A 1000W in a 4 x 4 would be easier to cool, but I see your 6' in height being a problem unless you use some advanced training techniques like LST, supercropping, topping, etc.

I doubt that you can get net posts at HD.  And when buying air pumps, be sure to get them large enough so that your nute solution really "boils"


----------



## zem (Dec 29, 2009)

check this out  net pots cant get cheaper, i use an electronics welding probe and disposable plastic coffee cups and make my own netcups  just an idea


----------



## The Hemp Goddess (Dec 29, 2009)

zem said:
			
		

> check this out  net pots cant get cheaper, i use an electronics welding probe and disposable plastic coffee cups and make my own netcups  just an idea



That is a good idea and could be used for larger pots if they will hold up with that many holes in them.  LOL--that is the first time I have ever heard a soldering gun called an "electronics welding probe"


----------



## zem (Dec 29, 2009)

THG they hold up better than i thought  they become tougher with the holes there is a wide variety of sizes and plastic rigidness mine are the smallest most fragile and they hold grow after grow. i was thinkin what a soldering gun is called couldnt remember im not american so i thought "electronics welding probe" lol


----------



## Tater (Dec 29, 2009)

I was going to rib you over the electronics welding probe bit lol.
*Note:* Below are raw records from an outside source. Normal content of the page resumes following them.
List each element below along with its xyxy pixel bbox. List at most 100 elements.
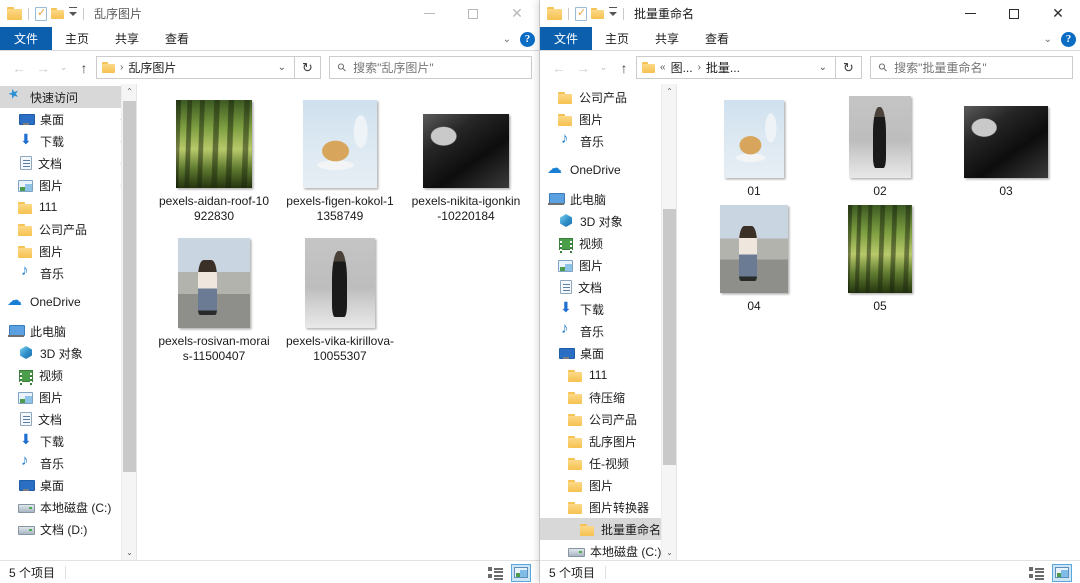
navigation-list[interactable]: 快速访问桌面📌下载📌文档📌图片📌111公司产品图片音乐OneDrive此电脑3D… bbox=[0, 84, 136, 540]
sidebar-item-文档 (D:)[interactable]: 文档 (D:) bbox=[0, 518, 136, 540]
large-icons-view-button[interactable] bbox=[511, 563, 531, 582]
chevron-down-icon[interactable]: ⌄ bbox=[1041, 34, 1055, 45]
sidebar-item-批量重命名[interactable]: 批量重命名 bbox=[540, 518, 676, 540]
recent-locations-button[interactable]: ⌄ bbox=[55, 56, 72, 80]
scroll-up-icon[interactable]: ⌃ bbox=[662, 84, 676, 99]
sidebar-item-下载[interactable]: 下载📌 bbox=[0, 130, 136, 152]
file-list-pane[interactable]: 01 02 03 04 05 bbox=[677, 84, 1080, 560]
file-name[interactable]: pexels-figen-kokol-11358749 bbox=[284, 194, 396, 224]
help-icon[interactable]: ? bbox=[520, 31, 535, 47]
title-bar[interactable]: 乱序图片 ✕ bbox=[0, 0, 539, 27]
explorer-window-left[interactable]: 乱序图片 ✕ 文件 主页 共享 查看 ⌄ ? ← → ⌄ ↑ › bbox=[0, 0, 540, 583]
sidebar-item-快速访问[interactable]: 快速访问 bbox=[0, 86, 136, 108]
sidebar-item-111[interactable]: 111 bbox=[0, 196, 136, 218]
sidebar-item-音乐[interactable]: 音乐 bbox=[540, 130, 676, 152]
minimize-button[interactable] bbox=[407, 0, 451, 27]
refresh-button[interactable]: ↻ bbox=[836, 56, 862, 79]
back-button[interactable]: ← bbox=[547, 56, 571, 80]
scrollbar-thumb[interactable] bbox=[663, 209, 676, 465]
breadcrumb-item[interactable]: 乱序图片 bbox=[128, 59, 176, 76]
chevron-down-icon[interactable] bbox=[609, 11, 617, 16]
file-tile[interactable]: 03 bbox=[943, 92, 1069, 199]
help-icon[interactable]: ? bbox=[1061, 31, 1076, 47]
navigation-pane[interactable]: 公司产品图片音乐OneDrive此电脑3D 对象视频图片文档下载音乐桌面111待… bbox=[540, 84, 676, 560]
minimize-button[interactable] bbox=[948, 0, 992, 27]
folder-icon[interactable] bbox=[7, 7, 22, 20]
sidebar-item-图片[interactable]: 图片 bbox=[0, 386, 136, 408]
scrollbar-thumb[interactable] bbox=[123, 101, 136, 472]
file-name[interactable]: pexels-vika-kirillova-10055307 bbox=[284, 334, 396, 364]
sidebar-item-OneDrive[interactable]: OneDrive bbox=[540, 159, 676, 181]
file-thumbnail[interactable] bbox=[303, 100, 377, 188]
file-thumbnail[interactable] bbox=[178, 238, 250, 328]
address-bar[interactable]: › 乱序图片 ⌄ bbox=[96, 56, 295, 79]
sidebar-item-3D 对象[interactable]: 3D 对象 bbox=[0, 342, 136, 364]
sidebar-item-3D 对象[interactable]: 3D 对象 bbox=[540, 210, 676, 232]
file-tile[interactable]: 02 bbox=[817, 92, 943, 199]
sidebar-item-音乐[interactable]: 音乐 bbox=[0, 262, 136, 284]
sidebar-item-OneDrive[interactable]: OneDrive bbox=[0, 291, 136, 313]
explorer-window-right[interactable]: 批量重命名 ✕ 文件 主页 共享 查看 ⌄ ? ← → ⌄ ↑ « bbox=[540, 0, 1080, 583]
properties-icon[interactable] bbox=[575, 6, 587, 21]
tab-view[interactable]: 查看 bbox=[152, 27, 202, 50]
file-thumbnail[interactable] bbox=[423, 114, 509, 188]
scroll-down-icon[interactable]: ⌄ bbox=[662, 545, 676, 560]
sidebar-item-本地磁盘 (C:)[interactable]: 本地磁盘 (C:) bbox=[540, 540, 676, 560]
sidebar-item-公司产品[interactable]: 公司产品 bbox=[540, 408, 676, 430]
breadcrumb-item[interactable]: 图... bbox=[671, 59, 693, 76]
chevron-down-icon[interactable] bbox=[69, 11, 77, 16]
caption-buttons[interactable]: ✕ bbox=[407, 0, 539, 27]
file-name[interactable]: pexels-rosivan-morais-11500407 bbox=[158, 334, 270, 364]
ribbon-tabs[interactable]: 文件 主页 共享 查看 ⌄ ? bbox=[540, 27, 1080, 51]
forward-button[interactable]: → bbox=[31, 56, 55, 80]
sidebar-item-图片[interactable]: 图片 bbox=[540, 254, 676, 276]
maximize-button[interactable] bbox=[992, 0, 1036, 27]
file-tile[interactable]: 01 bbox=[691, 92, 817, 199]
file-thumbnail[interactable] bbox=[176, 100, 252, 188]
sidebar-item-公司产品[interactable]: 公司产品 bbox=[0, 218, 136, 240]
sidebar-item-图片[interactable]: 图片 bbox=[540, 108, 676, 130]
file-name[interactable]: pexels-aidan-roof-10922830 bbox=[158, 194, 270, 224]
file-tile[interactable]: 04 bbox=[691, 205, 817, 314]
recent-locations-button[interactable]: ⌄ bbox=[595, 56, 612, 80]
sidebar-item-桌面[interactable]: 桌面 bbox=[0, 474, 136, 496]
sidebar-item-111[interactable]: 111 bbox=[540, 364, 676, 386]
file-thumbnail[interactable] bbox=[724, 100, 784, 178]
chevron-down-icon[interactable]: ⌄ bbox=[272, 62, 292, 73]
sidebar-item-视频[interactable]: 视频 bbox=[0, 364, 136, 386]
sidebar-item-乱序图片[interactable]: 乱序图片 bbox=[540, 430, 676, 452]
view-toggle-group[interactable] bbox=[485, 561, 531, 583]
file-thumbnail[interactable] bbox=[964, 106, 1048, 178]
details-view-button[interactable] bbox=[485, 564, 505, 582]
up-button[interactable]: ↑ bbox=[612, 56, 636, 80]
file-name[interactable]: 05 bbox=[830, 299, 930, 314]
navigation-scrollbar[interactable]: ⌃ ⌄ bbox=[121, 84, 136, 560]
file-tile[interactable]: pexels-rosivan-morais-11500407 bbox=[151, 232, 277, 364]
breadcrumb-item[interactable]: 批量... bbox=[706, 59, 740, 76]
new-folder-icon[interactable] bbox=[591, 8, 604, 19]
folder-icon[interactable] bbox=[547, 7, 562, 20]
navigation-scrollbar[interactable]: ⌃ ⌄ bbox=[661, 84, 676, 560]
tab-file[interactable]: 文件 bbox=[0, 27, 53, 50]
breadcrumb-overflow[interactable]: « bbox=[660, 62, 666, 73]
sidebar-item-本地磁盘 (C:)[interactable]: 本地磁盘 (C:) bbox=[0, 496, 136, 518]
sidebar-item-音乐[interactable]: 音乐 bbox=[540, 320, 676, 342]
tab-view[interactable]: 查看 bbox=[692, 27, 742, 50]
file-thumbnail[interactable] bbox=[305, 238, 375, 328]
ribbon-tabs[interactable]: 文件 主页 共享 查看 ⌄ ? bbox=[0, 27, 539, 51]
sidebar-item-桌面[interactable]: 桌面 bbox=[540, 342, 676, 364]
sidebar-item-图片[interactable]: 图片 bbox=[540, 474, 676, 496]
sidebar-item-图片转换器[interactable]: 图片转换器 bbox=[540, 496, 676, 518]
file-name[interactable]: 02 bbox=[830, 184, 930, 199]
sidebar-item-任-视频[interactable]: 任-视频 bbox=[540, 452, 676, 474]
tab-file[interactable]: 文件 bbox=[540, 27, 593, 50]
file-tile[interactable]: pexels-vika-kirillova-10055307 bbox=[277, 232, 403, 364]
tab-home[interactable]: 主页 bbox=[592, 27, 642, 50]
file-name[interactable]: 03 bbox=[956, 184, 1056, 199]
sidebar-item-此电脑[interactable]: 此电脑 bbox=[540, 188, 676, 210]
title-bar[interactable]: 批量重命名 ✕ bbox=[540, 0, 1080, 27]
tab-home[interactable]: 主页 bbox=[52, 27, 102, 50]
view-toggle-group[interactable] bbox=[1026, 561, 1072, 583]
forward-button[interactable]: → bbox=[571, 56, 595, 80]
close-button[interactable]: ✕ bbox=[1036, 0, 1080, 27]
Oh and one piece of advice, if you want to do DWC with 5 buckets make it a recirculating system with a pump and use one bucket as your control bucket so that you can easily drain and fill the system.  Its a few more bucks but it will save hours of work.  And one BIG air pump is better than a bunch of small cheap ones, they burn ou t quick.


----------



## zem (Dec 29, 2009)

lol mindz its for comparing size of netpot with it


----------



## meds4me (Dec 29, 2009)

captain1 said:
			
		

> also stay away from Home depot buckets they allow light to come in. Lowes silver one dont let any for the same price paid $2.30 each for mine.
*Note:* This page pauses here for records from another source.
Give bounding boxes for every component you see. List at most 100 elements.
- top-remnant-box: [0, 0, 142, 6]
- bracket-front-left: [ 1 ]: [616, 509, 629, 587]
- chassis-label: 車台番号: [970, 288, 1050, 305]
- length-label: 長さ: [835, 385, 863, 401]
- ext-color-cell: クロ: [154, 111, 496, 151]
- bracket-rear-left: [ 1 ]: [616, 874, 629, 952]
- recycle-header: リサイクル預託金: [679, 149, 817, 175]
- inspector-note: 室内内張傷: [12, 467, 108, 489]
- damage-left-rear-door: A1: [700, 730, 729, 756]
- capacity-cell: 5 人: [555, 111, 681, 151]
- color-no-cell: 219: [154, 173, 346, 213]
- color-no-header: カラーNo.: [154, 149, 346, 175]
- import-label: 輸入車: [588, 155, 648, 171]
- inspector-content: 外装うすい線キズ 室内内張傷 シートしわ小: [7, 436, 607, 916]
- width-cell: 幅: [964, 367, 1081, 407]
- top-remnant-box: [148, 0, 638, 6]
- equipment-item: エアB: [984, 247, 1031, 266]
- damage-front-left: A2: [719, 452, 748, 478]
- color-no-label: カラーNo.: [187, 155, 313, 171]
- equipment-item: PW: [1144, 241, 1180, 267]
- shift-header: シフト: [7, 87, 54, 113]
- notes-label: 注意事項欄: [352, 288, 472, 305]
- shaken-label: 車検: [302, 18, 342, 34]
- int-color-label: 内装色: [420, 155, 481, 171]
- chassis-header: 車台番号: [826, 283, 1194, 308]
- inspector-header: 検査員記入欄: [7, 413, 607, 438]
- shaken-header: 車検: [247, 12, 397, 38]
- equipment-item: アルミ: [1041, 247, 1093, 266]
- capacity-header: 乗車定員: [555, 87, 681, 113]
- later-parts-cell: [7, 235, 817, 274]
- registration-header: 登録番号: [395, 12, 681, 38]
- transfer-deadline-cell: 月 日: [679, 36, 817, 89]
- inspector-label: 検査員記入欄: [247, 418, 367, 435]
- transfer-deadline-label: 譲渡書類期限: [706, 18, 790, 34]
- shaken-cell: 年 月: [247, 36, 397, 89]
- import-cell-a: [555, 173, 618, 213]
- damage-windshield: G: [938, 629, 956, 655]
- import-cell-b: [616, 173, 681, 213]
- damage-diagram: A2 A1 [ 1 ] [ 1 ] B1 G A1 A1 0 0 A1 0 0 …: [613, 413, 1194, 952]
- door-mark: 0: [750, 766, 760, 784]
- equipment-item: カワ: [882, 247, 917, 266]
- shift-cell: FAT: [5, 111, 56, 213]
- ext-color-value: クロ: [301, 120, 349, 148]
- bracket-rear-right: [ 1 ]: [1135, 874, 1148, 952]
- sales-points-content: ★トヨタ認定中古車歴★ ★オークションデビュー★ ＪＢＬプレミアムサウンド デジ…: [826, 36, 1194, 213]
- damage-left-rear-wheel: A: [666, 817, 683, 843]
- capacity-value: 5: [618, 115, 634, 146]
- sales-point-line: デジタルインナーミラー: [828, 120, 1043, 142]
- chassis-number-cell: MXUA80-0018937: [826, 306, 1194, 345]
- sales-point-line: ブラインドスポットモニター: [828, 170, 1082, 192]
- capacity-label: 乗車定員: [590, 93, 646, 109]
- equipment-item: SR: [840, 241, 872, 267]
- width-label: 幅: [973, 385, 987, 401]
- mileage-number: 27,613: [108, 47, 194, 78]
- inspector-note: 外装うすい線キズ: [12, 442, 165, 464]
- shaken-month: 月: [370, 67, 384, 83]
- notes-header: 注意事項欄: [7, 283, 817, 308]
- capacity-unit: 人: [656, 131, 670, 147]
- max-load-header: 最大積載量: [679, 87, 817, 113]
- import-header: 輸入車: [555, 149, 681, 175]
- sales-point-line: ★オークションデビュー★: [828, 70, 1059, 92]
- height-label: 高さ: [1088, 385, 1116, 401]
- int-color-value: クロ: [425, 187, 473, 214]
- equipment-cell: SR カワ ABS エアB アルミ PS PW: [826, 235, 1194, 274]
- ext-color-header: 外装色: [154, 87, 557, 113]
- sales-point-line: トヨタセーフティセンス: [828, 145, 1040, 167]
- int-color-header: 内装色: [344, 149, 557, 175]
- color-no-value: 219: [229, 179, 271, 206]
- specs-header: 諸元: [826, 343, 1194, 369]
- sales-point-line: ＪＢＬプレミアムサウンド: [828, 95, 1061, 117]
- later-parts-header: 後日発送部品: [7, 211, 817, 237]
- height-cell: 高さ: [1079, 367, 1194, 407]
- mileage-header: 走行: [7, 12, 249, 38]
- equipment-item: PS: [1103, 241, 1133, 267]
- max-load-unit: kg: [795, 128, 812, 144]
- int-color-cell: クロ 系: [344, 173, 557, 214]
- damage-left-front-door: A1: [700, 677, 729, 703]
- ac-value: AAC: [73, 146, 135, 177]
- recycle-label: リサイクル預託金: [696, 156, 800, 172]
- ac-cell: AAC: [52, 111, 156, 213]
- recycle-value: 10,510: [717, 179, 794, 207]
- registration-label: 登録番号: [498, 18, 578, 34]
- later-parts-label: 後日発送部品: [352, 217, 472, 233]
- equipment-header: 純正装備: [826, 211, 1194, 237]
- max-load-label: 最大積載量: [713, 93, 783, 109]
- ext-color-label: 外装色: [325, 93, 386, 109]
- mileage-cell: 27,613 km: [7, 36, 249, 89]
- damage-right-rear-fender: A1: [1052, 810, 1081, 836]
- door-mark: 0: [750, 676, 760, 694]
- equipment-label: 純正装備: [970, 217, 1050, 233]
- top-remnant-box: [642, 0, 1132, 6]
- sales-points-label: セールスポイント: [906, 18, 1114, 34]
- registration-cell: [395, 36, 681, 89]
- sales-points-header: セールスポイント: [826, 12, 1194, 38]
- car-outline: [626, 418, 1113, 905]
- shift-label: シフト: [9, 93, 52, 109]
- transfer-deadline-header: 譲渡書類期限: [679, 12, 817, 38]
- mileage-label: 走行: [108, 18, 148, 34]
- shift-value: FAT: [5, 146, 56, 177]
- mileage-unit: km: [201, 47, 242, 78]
Ive been using them with no probs ( orange in color ).


----------



## zem (Dec 30, 2009)

i bought these today 3 pumps, small medium and big, made in china lol 50$ after discount for the three of them


----------



## pcduck (Dec 30, 2009)

meds4me said:
			
		

> Ive been using them with no probs ( orange in color ).
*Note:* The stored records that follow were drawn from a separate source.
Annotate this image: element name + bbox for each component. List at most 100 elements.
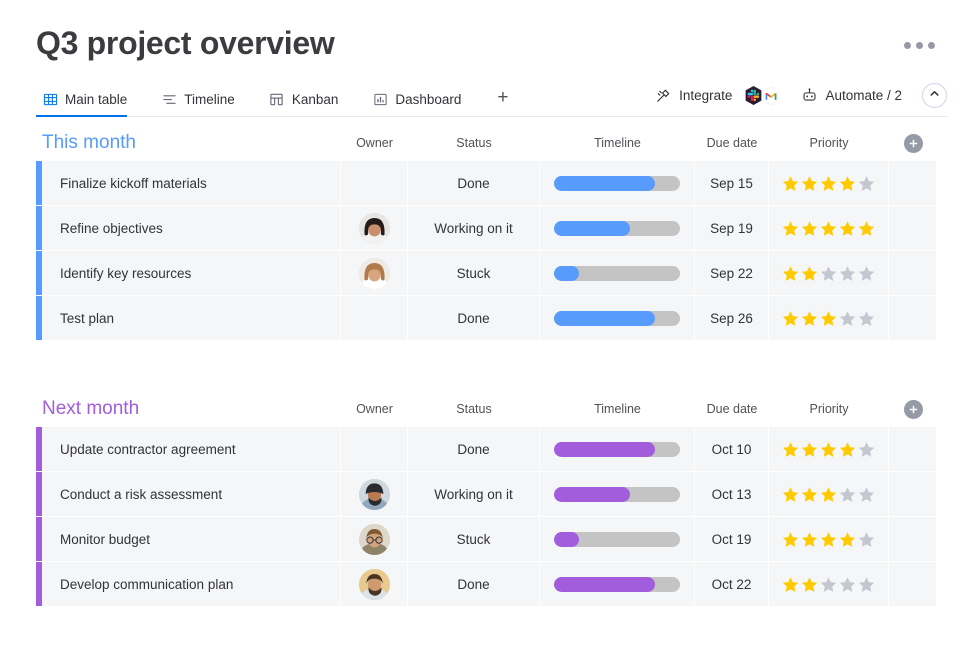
timeline-cell[interactable] [540, 296, 695, 340]
star-icon [801, 486, 818, 503]
star-icon [839, 265, 856, 282]
due-date-cell[interactable]: Oct 22 [695, 562, 769, 606]
column-header-timeline[interactable]: Timeline [540, 392, 695, 426]
priority-cell[interactable] [769, 251, 889, 295]
owner-cell[interactable] [341, 562, 408, 606]
timeline-cell[interactable] [540, 427, 695, 471]
timeline-cell[interactable] [540, 206, 695, 250]
task-name[interactable]: Finalize kickoff materials [42, 161, 341, 205]
priority-cell[interactable] [769, 517, 889, 561]
column-header-status[interactable]: Status [408, 126, 540, 160]
timeline-cell[interactable] [540, 161, 695, 205]
column-header-owner[interactable]: Owner [341, 126, 408, 160]
table-icon [42, 91, 58, 107]
timeline-bar-fill [554, 487, 630, 502]
status-cell[interactable]: Stuck [408, 251, 540, 295]
timeline-cell[interactable] [540, 562, 695, 606]
owner-cell[interactable] [341, 472, 408, 516]
priority-cell[interactable] [769, 472, 889, 516]
status-cell[interactable]: Stuck [408, 517, 540, 561]
avatar-woman-glasses[interactable] [359, 524, 390, 555]
timeline-bar-fill [554, 311, 655, 326]
tab-main-table[interactable]: Main table [36, 91, 141, 116]
avatar-woman-light-hair[interactable] [359, 258, 390, 289]
status-cell[interactable]: Done [408, 296, 540, 340]
owner-cell[interactable] [341, 517, 408, 561]
due-date-cell[interactable]: Sep 19 [695, 206, 769, 250]
timeline-cell[interactable] [540, 251, 695, 295]
priority-cell[interactable] [769, 296, 889, 340]
integrate-icon [655, 87, 672, 104]
priority-cell[interactable] [769, 427, 889, 471]
priority-stars[interactable] [782, 265, 875, 282]
tab-timeline[interactable]: Timeline [155, 91, 249, 116]
task-name[interactable]: Develop communication plan [42, 562, 341, 606]
due-date-cell[interactable]: Sep 15 [695, 161, 769, 205]
table-row[interactable]: Identify key resources Stuck Sep 22 [36, 251, 937, 295]
add-column-button[interactable] [904, 400, 923, 419]
column-header-priority[interactable]: Priority [769, 392, 889, 426]
priority-stars[interactable] [782, 576, 875, 593]
more-options-button[interactable] [900, 38, 939, 53]
due-date-cell[interactable]: Oct 10 [695, 427, 769, 471]
integrate-button[interactable]: Integrate [645, 83, 791, 108]
owner-cell[interactable] [341, 427, 408, 471]
owner-cell[interactable] [341, 296, 408, 340]
priority-stars[interactable] [782, 175, 875, 192]
column-header-owner[interactable]: Owner [341, 392, 408, 426]
due-date-cell[interactable]: Oct 19 [695, 517, 769, 561]
due-date-cell[interactable]: Oct 13 [695, 472, 769, 516]
status-cell[interactable]: Done [408, 161, 540, 205]
column-header-priority[interactable]: Priority [769, 126, 889, 160]
priority-stars[interactable] [782, 220, 875, 237]
owner-cell[interactable] [341, 206, 408, 250]
timeline-icon [161, 91, 177, 107]
avatar-woman-dark-hair[interactable] [359, 213, 390, 244]
column-header-status[interactable]: Status [408, 392, 540, 426]
table-row[interactable]: Test plan Done Sep 26 [36, 296, 937, 340]
tab-kanban[interactable]: Kanban [263, 91, 353, 116]
task-name[interactable]: Test plan [42, 296, 341, 340]
status-cell[interactable]: Working on it [408, 472, 540, 516]
column-header-timeline[interactable]: Timeline [540, 126, 695, 160]
table-row[interactable]: Update contractor agreement Done Oct 10 [36, 427, 937, 471]
owner-cell[interactable] [341, 251, 408, 295]
add-view-button[interactable]: + [489, 88, 516, 116]
column-header-due-date[interactable]: Due date [695, 126, 769, 160]
board-header: Q3 project overview [36, 22, 947, 68]
priority-cell[interactable] [769, 562, 889, 606]
timeline-bar [554, 266, 680, 281]
priority-stars[interactable] [782, 486, 875, 503]
status-cell[interactable]: Done [408, 427, 540, 471]
status-cell[interactable]: Working on it [408, 206, 540, 250]
column-header-due-date[interactable]: Due date [695, 392, 769, 426]
table-row[interactable]: Conduct a risk assessment Working on it … [36, 472, 937, 516]
task-name[interactable]: Conduct a risk assessment [42, 472, 341, 516]
due-date-cell[interactable]: Sep 26 [695, 296, 769, 340]
task-name[interactable]: Refine objectives [42, 206, 341, 250]
task-name[interactable]: Update contractor agreement [42, 427, 341, 471]
table-row[interactable]: Refine objectives Working on it Sep 19 [36, 206, 937, 250]
avatar-man-turban-beard[interactable] [359, 479, 390, 510]
collapse-toolbar-button[interactable] [922, 83, 947, 108]
avatar-man-beard[interactable] [359, 569, 390, 600]
table-row[interactable]: Finalize kickoff materials Done Sep 15 [36, 161, 937, 205]
priority-stars[interactable] [782, 531, 875, 548]
automate-button[interactable]: Automate / 2 [791, 85, 912, 106]
priority-stars[interactable] [782, 441, 875, 458]
due-date-cell[interactable]: Sep 22 [695, 251, 769, 295]
status-cell[interactable]: Done [408, 562, 540, 606]
priority-cell[interactable] [769, 206, 889, 250]
timeline-bar [554, 221, 680, 236]
table-row[interactable]: Develop communication plan Done Oct 22 [36, 562, 937, 606]
task-name[interactable]: Identify key resources [42, 251, 341, 295]
table-row[interactable]: Monitor budget Stuck Oct 19 [36, 517, 937, 561]
task-name[interactable]: Monitor budget [42, 517, 341, 561]
add-column-button[interactable] [904, 134, 923, 153]
timeline-cell[interactable] [540, 472, 695, 516]
priority-cell[interactable] [769, 161, 889, 205]
owner-cell[interactable] [341, 161, 408, 205]
tab-dashboard[interactable]: Dashboard [366, 91, 475, 116]
timeline-cell[interactable] [540, 517, 695, 561]
priority-stars[interactable] [782, 310, 875, 327]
You have been one of the lucky few.


----------



## greenguy (Dec 30, 2009)

Alright, we're getting somewhere now...

1) Cheap net pots (home made)
2) Cheap 1000w bulb
3) Cheap tent 4 x 4 x 6ft  $108
4) Cheap pumps (from china)
5) Identified the correct buckets to buy


----------



## greenguy (Dec 30, 2009)

if I have to keep them from growing too tall I can scrog em


----------



## docfishwrinkle (Jan 2, 2010)

yes you can scrog them, but make indivdual screens for each bucket attached to the lid so you can access easier. those pumps you have are water pumps not air pumps. you can hook up a venturi to "inject" air, but not worth it.


----------



## RUDEBWOY (Jan 2, 2010)

yeah those pumps are submersable water pumps .... if you put one in each bucket and have the stream of water going straight up so that it shoots outta the resivour and splashes back in it will oxeganate your bucket but i'm not sure how well ....I use submersable pumps in each one of my tubs but the one's i use also have an air intake line on them that i have sitting on the lid of each tub so that they are always putting fresh oxygen into my resivours ...

EZ&SAFE


----------



## docfishwrinkle (Jan 3, 2010)

rudebwoy that air intake is called a venturi, fyi. just so ya know. peace


----------



## Greenhead (Jan 7, 2010)

The Homemade netty is cool what the heck is a 12 Gage shotgun shell for?


----------



## Greenhead (Jan 7, 2010)

Sorry missed the reason for the shell:ignore:


----------